Apple’s HealthKit will integrate with Epic’s MyChart app patient portal allowing patients access to their health information according to Epic’s president Carl Dvorak, VentureBeat reports.
“Apple’s HealthKit has tremendous potential to help close the gap between consumer collected data and data collected in traditional healthcare settings. The Epic customer community, which provides care to over 170 million patients a year, will be able to use HealthKit through Epic’s MyChart application—the most used patient portal in the U.S,” said Dvorak in an email to VentureBeat
The MyChart app gives patients controlled access to the same Epic medical records their doctors use, via browser or mobile app. Patients can access their lab results, appointment information, current medications, immunization history, and more to improve their own health.
HealthKit Integration with Epic MyChart Details
Epic’s EHR will access HealthKit data from the MyChart app, not via direct integration with HealthKit platform to avoid potential HIPAA regulatory and privacy issues (Sullivan, VentureBeat, 9/17/14). Using the Withings Scale app as an example, Epic spokesman Brian Spranger stated:
“A consumer health app, like the Withings Scale, will notify HealthKit that it has a new weight and ask HealthKit to store that weight in the database on the iPhone. If the patient has given permission for the MyChart app on their phone to know about that data, HealthKit “wakes up” the MyChart app and tells it there’s new data. The MyChart app on the phone then transmits that weight back to the EpicCare EHR system where it can be used appropriately as part of the patient’s medical care.”
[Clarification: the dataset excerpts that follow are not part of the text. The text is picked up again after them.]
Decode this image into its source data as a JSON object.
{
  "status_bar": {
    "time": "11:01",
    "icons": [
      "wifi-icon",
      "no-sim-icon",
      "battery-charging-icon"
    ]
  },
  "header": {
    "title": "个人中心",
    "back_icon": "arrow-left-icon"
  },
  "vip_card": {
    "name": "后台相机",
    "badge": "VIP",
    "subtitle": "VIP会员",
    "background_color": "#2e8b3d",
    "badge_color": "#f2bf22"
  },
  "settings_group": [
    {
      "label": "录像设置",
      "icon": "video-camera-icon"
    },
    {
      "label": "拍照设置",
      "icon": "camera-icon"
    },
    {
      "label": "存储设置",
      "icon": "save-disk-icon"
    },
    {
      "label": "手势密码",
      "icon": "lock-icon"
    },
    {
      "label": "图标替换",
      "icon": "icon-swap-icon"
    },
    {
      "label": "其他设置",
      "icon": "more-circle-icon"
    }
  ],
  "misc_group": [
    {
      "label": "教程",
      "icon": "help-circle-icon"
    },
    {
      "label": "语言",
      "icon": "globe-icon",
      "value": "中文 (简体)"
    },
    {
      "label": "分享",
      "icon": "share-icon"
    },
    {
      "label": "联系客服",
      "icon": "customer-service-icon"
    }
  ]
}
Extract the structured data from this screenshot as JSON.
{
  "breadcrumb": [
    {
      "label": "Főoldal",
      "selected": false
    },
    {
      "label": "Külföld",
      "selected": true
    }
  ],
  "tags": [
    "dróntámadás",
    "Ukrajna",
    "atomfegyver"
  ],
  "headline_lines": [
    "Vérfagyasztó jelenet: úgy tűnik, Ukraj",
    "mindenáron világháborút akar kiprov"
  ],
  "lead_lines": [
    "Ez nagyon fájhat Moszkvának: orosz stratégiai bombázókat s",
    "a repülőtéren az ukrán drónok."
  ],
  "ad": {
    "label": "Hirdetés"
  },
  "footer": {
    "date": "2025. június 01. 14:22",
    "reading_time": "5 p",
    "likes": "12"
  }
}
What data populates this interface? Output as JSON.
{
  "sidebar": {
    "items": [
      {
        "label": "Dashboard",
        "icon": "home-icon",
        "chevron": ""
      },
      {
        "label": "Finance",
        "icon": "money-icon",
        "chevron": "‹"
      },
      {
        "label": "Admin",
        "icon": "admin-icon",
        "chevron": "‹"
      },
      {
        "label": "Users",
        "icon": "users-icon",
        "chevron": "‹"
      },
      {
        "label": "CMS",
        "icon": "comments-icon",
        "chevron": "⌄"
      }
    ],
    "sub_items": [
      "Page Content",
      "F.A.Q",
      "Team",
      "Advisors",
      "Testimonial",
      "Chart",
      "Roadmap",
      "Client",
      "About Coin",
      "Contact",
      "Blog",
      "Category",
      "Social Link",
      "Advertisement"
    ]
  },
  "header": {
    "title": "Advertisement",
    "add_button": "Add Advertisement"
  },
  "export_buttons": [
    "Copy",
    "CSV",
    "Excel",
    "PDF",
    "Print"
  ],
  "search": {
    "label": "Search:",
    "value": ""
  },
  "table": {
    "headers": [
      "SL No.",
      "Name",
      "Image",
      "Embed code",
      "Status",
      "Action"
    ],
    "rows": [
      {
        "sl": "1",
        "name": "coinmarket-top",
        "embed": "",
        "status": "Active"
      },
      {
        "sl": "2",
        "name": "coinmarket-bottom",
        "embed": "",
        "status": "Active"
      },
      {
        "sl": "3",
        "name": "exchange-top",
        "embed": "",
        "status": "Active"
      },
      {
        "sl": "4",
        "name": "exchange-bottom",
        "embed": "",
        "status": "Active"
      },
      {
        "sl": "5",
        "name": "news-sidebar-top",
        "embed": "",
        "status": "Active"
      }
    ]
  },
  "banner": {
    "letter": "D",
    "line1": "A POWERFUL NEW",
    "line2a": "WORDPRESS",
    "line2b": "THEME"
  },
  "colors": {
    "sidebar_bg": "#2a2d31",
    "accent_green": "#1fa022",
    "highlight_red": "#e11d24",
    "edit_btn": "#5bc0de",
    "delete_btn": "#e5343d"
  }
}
Potential Obstacles for HealthKit Developers
According to Travis Good, Co-Founder of Catalyze, he sees the following two major obstacles arise for HealthKit developers:
1. A lack of financial resources to build and manage compliant environments.
2. A general lack of understanding of HIPAA and how it relates to modern technologies.
It’s that lack of understanding that makes the emergence of HealthKit a hot button topic in the healthcare technology community, as it may force developers to recognize they cannot evade the issue of HIPAA compliance if a platform like HealthKit succeeds.
Apple is acting as a business associate, and as such, should be required to sign business associate agreements with covered entities:
“Depending on the form of the relationship between Apple and Epic, Apple may also be a subcontractor of Epic. At that point, Epic should require a business associate agreement from Apple; a subcontractor is basically a business associate of a business associate. Subcontractors were defined as a part of the HIPAA Omnibus Rule included in the HITECH Act, which went into effect last September,” Good said.